Die Tritium-Quelle wird einen kontinuierlichen Strom von 100 Milliarden Beta-Zerfällen pro Sekunde erzeugen. Die Tritium-Quelle wird direkt im Tritium-Labor Karlsruhe, an das KATRIN angebaut wird, errichtet. Dabei ist eine hohe isotopische Reinheit des Tritiums erforderlich. Um Störungen durch die thermische Bewegung des Tritiums zu vermeiden, muss die Quelle auf rund 27 Kelvin (-246 Grad Celsius) gekühlt werden. Die in der Quelle entstehenden Zerfallselektronen werden auf der gesamten Länge von KATRIN durch Magnetfelder von 40 supraleitenden Spulen auf ihrer Bahn gehalten. Auf dem Weg zum Vorspektrometer wird das Tritium durch Pumpen entfernt, wodurch ein geschlossener Tritiumkreislauf ermöglicht wird. Kryofallen garantieren, dass der Spektrometerbereich von KATRIN tritiumfrei ist. Im Vorspektrometer werden die niederenergetischen Elektronen (unter 18 300 Elektronenvolt) herausgefiltert, da diese keine verwertbaren Informationen über die Neutrinomasse tragen. Die verbleibenden Elektronen mit Energien nahe der gesamten Zerfallsenergie des Tritium-Beta-Zerfalls (18 600 Elektronenvolt) gelangen in das Hauptspektrometer. Hier wird eine variable Gegenspannung angelegt, die die Elektronen überwinden müssen. In einem anschließenden hochauflösenden Halbleiterdetektor werden die Elektronen nachgewiesen, die das Hauptspektrometer passieren.

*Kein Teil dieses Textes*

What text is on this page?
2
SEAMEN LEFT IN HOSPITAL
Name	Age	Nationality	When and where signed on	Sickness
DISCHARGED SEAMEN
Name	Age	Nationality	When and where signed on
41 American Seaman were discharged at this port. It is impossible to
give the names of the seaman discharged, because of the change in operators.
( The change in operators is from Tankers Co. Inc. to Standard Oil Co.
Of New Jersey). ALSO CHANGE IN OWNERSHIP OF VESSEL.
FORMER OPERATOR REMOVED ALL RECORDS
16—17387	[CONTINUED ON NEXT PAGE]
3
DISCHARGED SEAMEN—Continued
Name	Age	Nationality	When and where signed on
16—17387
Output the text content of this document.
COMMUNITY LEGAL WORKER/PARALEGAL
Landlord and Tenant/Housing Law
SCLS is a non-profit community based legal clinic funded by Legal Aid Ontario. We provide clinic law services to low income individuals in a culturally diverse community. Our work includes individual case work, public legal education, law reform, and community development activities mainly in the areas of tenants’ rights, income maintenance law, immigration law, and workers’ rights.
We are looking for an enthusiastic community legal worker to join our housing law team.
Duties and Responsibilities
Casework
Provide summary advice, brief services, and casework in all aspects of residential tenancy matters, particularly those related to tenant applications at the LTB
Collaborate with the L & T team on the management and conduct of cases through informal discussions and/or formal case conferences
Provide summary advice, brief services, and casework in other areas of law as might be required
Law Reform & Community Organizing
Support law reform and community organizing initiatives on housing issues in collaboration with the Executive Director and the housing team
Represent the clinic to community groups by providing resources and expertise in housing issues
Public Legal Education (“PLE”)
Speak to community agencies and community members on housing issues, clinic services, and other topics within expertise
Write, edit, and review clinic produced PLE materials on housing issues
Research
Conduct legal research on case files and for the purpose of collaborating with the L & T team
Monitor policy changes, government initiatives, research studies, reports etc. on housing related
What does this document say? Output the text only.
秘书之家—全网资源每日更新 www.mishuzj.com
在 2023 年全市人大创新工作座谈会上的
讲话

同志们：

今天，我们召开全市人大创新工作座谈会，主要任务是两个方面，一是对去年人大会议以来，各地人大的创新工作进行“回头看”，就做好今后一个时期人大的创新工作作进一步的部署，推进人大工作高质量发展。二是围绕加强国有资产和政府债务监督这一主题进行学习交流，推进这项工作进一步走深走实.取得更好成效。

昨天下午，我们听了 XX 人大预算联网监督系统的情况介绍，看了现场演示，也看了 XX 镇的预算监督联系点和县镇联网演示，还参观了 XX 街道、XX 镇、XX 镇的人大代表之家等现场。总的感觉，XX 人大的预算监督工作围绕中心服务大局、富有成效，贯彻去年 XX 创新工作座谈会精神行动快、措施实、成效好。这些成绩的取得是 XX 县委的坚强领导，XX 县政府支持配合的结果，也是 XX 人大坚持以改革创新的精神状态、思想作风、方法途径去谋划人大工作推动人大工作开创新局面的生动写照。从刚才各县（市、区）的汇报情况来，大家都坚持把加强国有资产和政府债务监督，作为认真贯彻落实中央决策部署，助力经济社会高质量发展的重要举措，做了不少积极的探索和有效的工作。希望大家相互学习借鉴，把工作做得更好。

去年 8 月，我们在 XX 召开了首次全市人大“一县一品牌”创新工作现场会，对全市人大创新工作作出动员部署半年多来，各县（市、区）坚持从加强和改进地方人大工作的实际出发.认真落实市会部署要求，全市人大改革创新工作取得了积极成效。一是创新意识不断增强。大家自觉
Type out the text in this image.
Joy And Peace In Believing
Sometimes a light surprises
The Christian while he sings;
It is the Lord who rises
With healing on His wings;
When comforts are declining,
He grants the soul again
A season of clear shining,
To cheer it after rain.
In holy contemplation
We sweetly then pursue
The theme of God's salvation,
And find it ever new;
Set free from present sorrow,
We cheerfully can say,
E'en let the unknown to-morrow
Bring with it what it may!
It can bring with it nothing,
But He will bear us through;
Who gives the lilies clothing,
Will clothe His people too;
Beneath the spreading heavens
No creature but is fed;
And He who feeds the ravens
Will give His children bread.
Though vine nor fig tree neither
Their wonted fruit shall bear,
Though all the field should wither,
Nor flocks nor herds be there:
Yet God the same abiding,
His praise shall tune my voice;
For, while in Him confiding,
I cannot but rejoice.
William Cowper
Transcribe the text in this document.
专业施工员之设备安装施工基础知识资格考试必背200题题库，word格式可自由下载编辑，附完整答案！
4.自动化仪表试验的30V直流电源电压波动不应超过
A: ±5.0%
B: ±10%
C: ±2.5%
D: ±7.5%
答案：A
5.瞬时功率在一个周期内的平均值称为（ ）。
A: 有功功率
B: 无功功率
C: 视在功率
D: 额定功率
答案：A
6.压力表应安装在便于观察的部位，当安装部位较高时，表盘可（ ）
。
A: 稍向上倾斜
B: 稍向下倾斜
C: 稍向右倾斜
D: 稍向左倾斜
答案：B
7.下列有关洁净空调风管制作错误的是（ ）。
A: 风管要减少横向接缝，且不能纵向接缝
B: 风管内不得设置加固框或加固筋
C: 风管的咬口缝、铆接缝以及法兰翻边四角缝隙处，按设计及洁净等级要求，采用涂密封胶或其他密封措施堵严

In der Nähe der Maximalenergie des Tritium-Beta-Zerfalls misst man dann mit KATRIN in einer mehrjährigen Messphase ein Elektronenspektrum, das abhängig ist von der fehlenden Ruhemasse des Neutrinos. Simulationen haben die zu erwartenden Spektren für verschiedene Ruhemassen vorausberechnet. Mit KATRIN kann die Masse des Neutrinos gemessen werden, wenn diese größer als 0,2 Elektronenvolt ist (zum Vergleich: die Ruhemasse des Elektrons liegt bei 511 000 Elektronenvolt). Diese Empfindlichkeit von 0,2 Elektronenvolt entspricht einer Masse von 3,64 x 10(-37) Kilogramm, einer Zahl mit 36 Nullen zwischen Komma und erster Ziffer.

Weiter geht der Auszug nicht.